Director Bryan Buckley’s indie comedy The Bronze is preceded by the logo for Duplass Brothers Productions, and the moment I saw that logo, I readied myself for the signature visual motif of works produced and/or directed by Mark and Jay: an incessantly shaky camera. Little did I know the movie itself would prove incessantly shaky. First screened at 2015’s Sundance Film Festival, the film is Sundance-y to a fault, telling of an entitled, profane, emotionally stunted, unremittingly loathsome former gymnast (Melissa Rauch’s Hope) who, 12 years after her third-place Olympic victory, slo-o-owly becomes a sli-i-ightly better person after training a newbie sweetheart (Haley Lu Richardson’s Maggie) for her own run at the gold. For its first hour, I actually found The Bronze almost impossible to sit through.
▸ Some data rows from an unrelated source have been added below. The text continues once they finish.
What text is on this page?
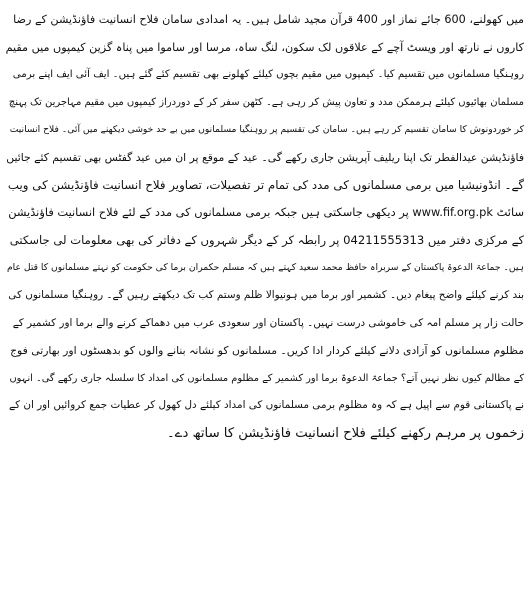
میں کھولنے، 600 جائے نماز اور 400 قرآن مجید شامل ہیں۔ یہ امدادی سامان فلاح انسانیت فاؤنڈیشن کے رضا
کاروں نے نارتھ اور ویسٹ آچے کے علاقوں لک سکون، لنگ ساہ، مرسا اور ساموا میں پناہ گزین کیمپوں میں مقیم
روہنگیا مسلمانوں میں تقسیم کیا۔ کیمپوں میں مقیم بچوں کیلئے کھلونے بھی تقسیم کئے گئے ہیں۔ ایف آئی ایف اپنے برمی
مسلمان بھائیوں کیلئے ہرممکن مدد و تعاون پیش کر رہی ہے۔ کٹھن سفر کر کے دوردراز کیمپوں میں مقیم مہاجرین تک پہنچ
کر خوردونوش کا سامان تقسیم کر رہے ہیں۔ سامان کی تقسیم پر روہنگیا مسلمانوں میں بے حد خوشی دیکھنے میں آئی۔ فلاح انسانیت
فاؤنڈیشن عیدالفطر تک اپنا ریلیف آپریشن جاری رکھے گی۔ عید کے موقع پر ان میں عید گفٹس بھی تقسیم کئے جائیں
گے۔ انڈونیشیا میں برمی مسلمانوں کی مدد کی تمام تر تفصیلات، تصاویر فلاح انسانیت فاؤنڈیشن کی ویب
سائٹ www.fif.org.pk پر دیکھی جاسکتی ہیں جبکہ برمی مسلمانوں کی مدد کے لئے فلاح انسانیت فاؤنڈیشن
کے مرکزی دفتر میں 04211555313 پر رابطہ کر کے دیگر شہروں کے دفاتر کی بھی معلومات لی جاسکتی
ہیں۔ جماعۃ الدعوۃ پاکستان کے سربراہ حافظ محمد سعید کہتے ہیں کہ مسلم حکمران برما کی حکومت کو نہتے مسلمانوں کا قتل عام
بند کرنے کیلئے واضح پیغام دیں۔ کشمیر اور برما میں ہونیوالا ظلم وستم کب تک دیکھتے رہیں گے۔ روہنگیا مسلمانوں کی
حالت زار پر مسلم امہ کی خاموشی درست نہیں۔ پاکستان اور سعودی عرب میں دھماکے کرنے والے برما اور کشمیر کے
مظلوم مسلمانوں کو آزادی دلانے کیلئے کردار ادا کریں۔ مسلمانوں کو نشانہ بنانے والوں کو بدھسٹوں اور بھارتی فوج
کے مظالم کیوں نظر نہیں آتے؟ جماعۃ الدعوۃ برما اور کشمیر کے مظلوم مسلمانوں کی امداد کا سلسلہ جاری رکھے گی۔ انہوں
نے پاکستانی قوم سے اپیل ہے کہ وہ مظلوم برمی مسلمانوں کی امداد کیلئے دل کھول کر عطیات جمع کروائیں اور ان کے
زخموں پر مرہم رکھنے کیلئے فلاح انسانیت فاؤنڈیشن کا ساتھ دے۔
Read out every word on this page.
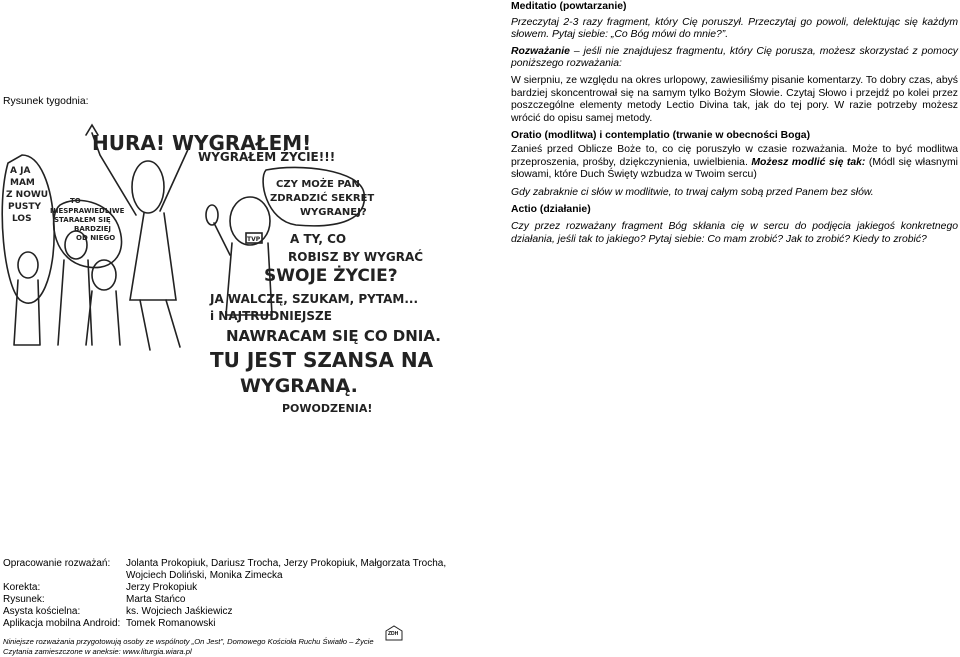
Rysunek tygodnia:

Meditatio (powtarzanie)

Przeczytaj 2-3 razy fragment, który Cię poruszył. Przeczytaj go powoli, delektując się każdym słowem. Pytaj siebie: „Co Bóg mówi do mnie?”.

Rozważanie – jeśli nie znajdujesz fragmentu, który Cię porusza, możesz skorzystać z pomocy poniższego rozważania:

W sierpniu, ze względu na okres urlopowy, zawiesiliśmy pisanie komentarzy. To dobry czas, abyś bardziej skoncentrował się na samym tylko Bożym Słowie. Czytaj Słowo i przejdź po kolei przez poszczególne elementy metody Lectio Divina tak, jak do tej pory. W razie potrzeby możesz wrócić do opisu samej metody.

Oratio (modlitwa) i contemplatio (trwanie w obecności Boga)

Zanieś przed Oblicze Boże to, co cię poruszyło w czasie rozważania. Może to być modlitwa przeproszenia, prośby, dziękczynienia, uwielbienia. Możesz modlić się tak: (Módl się własnymi słowami, które Duch Święty wzbudza w Twoim sercu)

Gdy zabraknie ci słów w modlitwie, to trwaj całym sobą przed Panem bez słów.

Actio (działanie)

Czy przez rozważany fragment Bóg skłania cię w sercu do podjęcia jakiegoś konkretnego działania, jeśli tak to jakiego? Pytaj siebie: Co mam zrobić? Jak to zrobić? Kiedy to zrobić?

A JA
MAM
Z NOWU
PUSTY
LOS
TO
NIESPRAWIEDLIWE
STARAŁEM SIĘ
BARDZIEJ
OD NIEGO
HURA! WYGRAŁEM!
WYGRAŁEM ŻYCIE!!!
CZY MOŻE PAN
ZDRADZIĆ SEKRET
WYGRANEJ?
TVP A TY, CO
ROBISZ BY WYGRAĆ
SWOJE ŻYCIE?
JA WALCZĘ, SZUKAM, PYTAM...
i NAJTRUDNIEJSZE
NAWRACAM SIĘ CO DNIA.
TU JEST SZANSA NA
WYGRANĄ.
POWODZENIA!
Opracowanie rozważań: Jolanta Prokopiuk, Dariusz Trocha, Jerzy Prokopiuk, Małgorzata Trocha,
Wojciech Doliński, Monika Zimecka
Korekta:	Jerzy Prokopiuk
Rysunek:	Marta Stańco
Asysta kościelna:	ks. Wojciech Jaśkiewicz
Aplikacja mobilna Android: Tomek Romanowski
Niniejsze rozważania przygotowują osoby ze wspólnoty „On Jest”, Domowego Kościoła Ruchu Światło – Życie
Czytania zamieszczone w aneksie: www.liturgia.wiara.pl
ZDH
Rauch was so ferociously unpleasant as a pint-sized hellion with a Grand Canyon-sized chip on her shoulder that none of her “jokes” landed as funny, and I cowered for those on the receiving end of her abuse: Richardson’s Maggie, whom Hope forces to consume pounds of fried food and a marijuana smoothie; Gary Cole’s Stan, Hope’s kindly and ineffectual dad; Thomas Middleditch’s Ben, a gymnasium co-owner whose facial tic leads Hope to call him “Twitchy.” Watching Buckley’s movie (scripted by Rauch and her husband Winston) was like being trapped in a stalled elevator with the love child of Benito Mussolini and Tonya Harding. Yet little by little, I was won over – not by any generated warmth, but by Buckley’s and the Rauches’ staunch insistence on a lack of warmth. While Hope may eventually soften, she never thaws; even her big inspirational speech near the finale is rife with insults and F bombs. And while I only wound up laughing during Melissa Rauch’s and Sebastian Stan’s hilariously gymnastic coitus – a scene that’s like a live-action take on Team America: World Police’s most infamous sequence – I ended up, against all expectation, admiring the movie and its intensely brave star enormously for letting the leading asshole stay an asshole, prescribed Sundance-comedy uplift or not. I’m not sure the effort would merit even a bronze medal, but if one existed, I’d be totally willing to award The Bronze a copper one.